One way that the arts sector has begun to start to put numbers to its social contribution is by measuring economic impact, something that Michael Bloomberg championed during his tenure as mayor of New York City and which Americans for the Arts has also worked on.

This is a smart because it gives the sector some positive data in a language that business speaks. The problem is that economic impact isn’t the core purpose of the arts, but rather an ancillary benefit. As Tom Finkelpearl, commissioner of New York City’s Department of Cultural Affairs, has said: “Nobody got into the arts because it’s good for the economy. You got into the arts because of a particular artistic experience, the intrinsic rather than the instrumental value of the arts.
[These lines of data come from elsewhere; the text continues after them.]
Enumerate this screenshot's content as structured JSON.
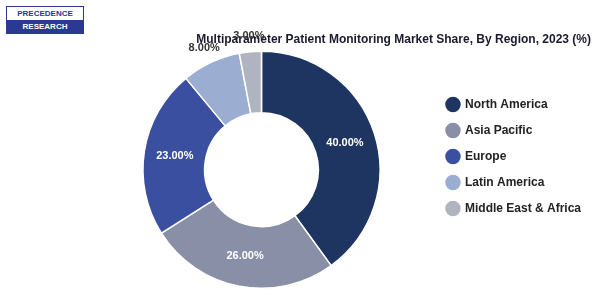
{
  "chart_data": {
    "type": "doughnut",
    "title": "Multiparameter Patient Monitoring Market Share, By Region, 2023 (%)",
    "categories": [
      "North America",
      "Asia Pacific",
      "Europe",
      "Latin America",
      "Middle East & Africa"
    ],
    "values": [
      40.0,
      26.0,
      23.0,
      8.0,
      3.0
    ],
    "value_labels": [
      "40.00%",
      "26.00%",
      "23.00%",
      "8.00%",
      "3.00%"
    ],
    "colors": [
      "#1e3461",
      "#8a8fa8",
      "#3a4fa0",
      "#9badd0",
      "#b0b3c0"
    ],
    "data_labels": true,
    "legend": "right",
    "annotations": [
      "PRECEDENCE",
      "RESEARCH"
    ]
  }
}
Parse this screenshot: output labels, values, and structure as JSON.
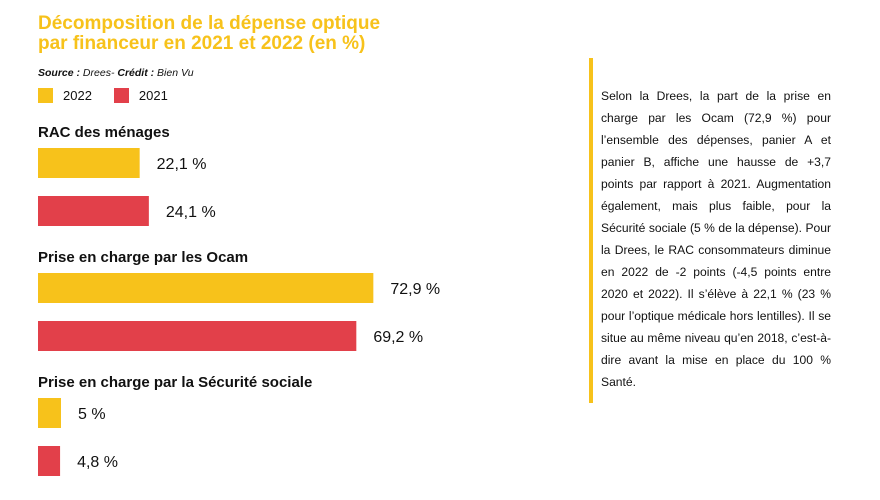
{
  "chart_data": {
    "type": "bar",
    "title_lines": [
      "Décomposition de la dépense optique",
      "par financeur en 2021 et 2022 (en %)"
    ],
    "source_label": "Source :",
    "source_value": " Drees- ",
    "credit_label": "Crédit :",
    "credit_value": " Bien Vu",
    "series": [
      {
        "name": "2022",
        "color": "#f7c21b"
      },
      {
        "name": "2021",
        "color": "#e2404a"
      }
    ],
    "groups": [
      {
        "label": "RAC des ménages",
        "values": [
          22.1,
          24.1
        ],
        "value_labels": [
          "22,1 %",
          "24,1 %"
        ]
      },
      {
        "label": "Prise en charge par les Ocam",
        "values": [
          72.9,
          69.2
        ],
        "value_labels": [
          "72,9 %",
          "69,2 %"
        ]
      },
      {
        "label": "Prise en charge par la Sécurité sociale",
        "values": [
          5,
          4.8
        ],
        "value_labels": [
          "5 %",
          "4,8 %"
        ]
      }
    ]
  },
  "sidebar": {
    "text": "Selon la Drees, la part de la prise en charge par les Ocam (72,9 %) pour l’ensemble des dépenses, panier A et panier B, affiche une hausse de +3,7 points par rapport à 2021. Augmentation également, mais plus faible, pour la Sécurité sociale (5 % de la dépense). Pour la Drees, le RAC consommateurs diminue en 2022 de -2 points (-4,5 points entre 2020 et 2022). Il s’élève à 22,1 % (23 % pour l’optique médicale hors lentilles). Il se situe au même niveau qu’en 2018, c’est-à-dire avant la mise en place du 100 % Santé."
  }
}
The instrumental is that it’s good for the economy, and the intrinsic is that something happens that’s not measurable when you’re at the ballet or looking at a painting.”

If companies want to generate economic impact, the arts sector is unlikely to be the first solution to which they turn when other, potentially more economically impactful, options abound. But if companies want to raise awareness of social issues and inspire employees, the general public, or even other funders to take action—that’s right in the sector’s wheelhouse. And it’s that impact story which should be told.

Where to from here?

So, the question remains: will corporate philanthropy’s inexorable move towards data-driven social impact measurement result in the field leaving the arts—with its uncertain impact story—behind?

Americans for the Arts suggests not. Through Corporate Social Responsibility and the Arts, the organization is making a concerted effort to promote the unique ways in which the arts can create social impact through corporate partnerships and to guide nonprofits in their pursuit of corporate funding.

The timing couldn’t be better. Americans for the Arts notes: “A scan of recent reports on corporate funding patterns and trends, as well as observations from field leaders and interviewees, suggest a challenging corporate funding terrain for the arts and culture sector even though arts and culture appear to be well positioned to serve both philanthropic goals and business objectives.” Despite this challenge, there is some good news: companies are still interested in making grants to culture and arts. According to Giving in Numbers: 2014 Edition, the sector ranks third in terms of the percentage of companies contributing to the area, it’s just that the total amount given has lowered.

That suggests that all is not lost. So more than ever, artists need to draw on their own skill set to respond to big data by creatively demonstrating how they deliver social impact through engagement and inspiration beyond the immediate beneficiaries.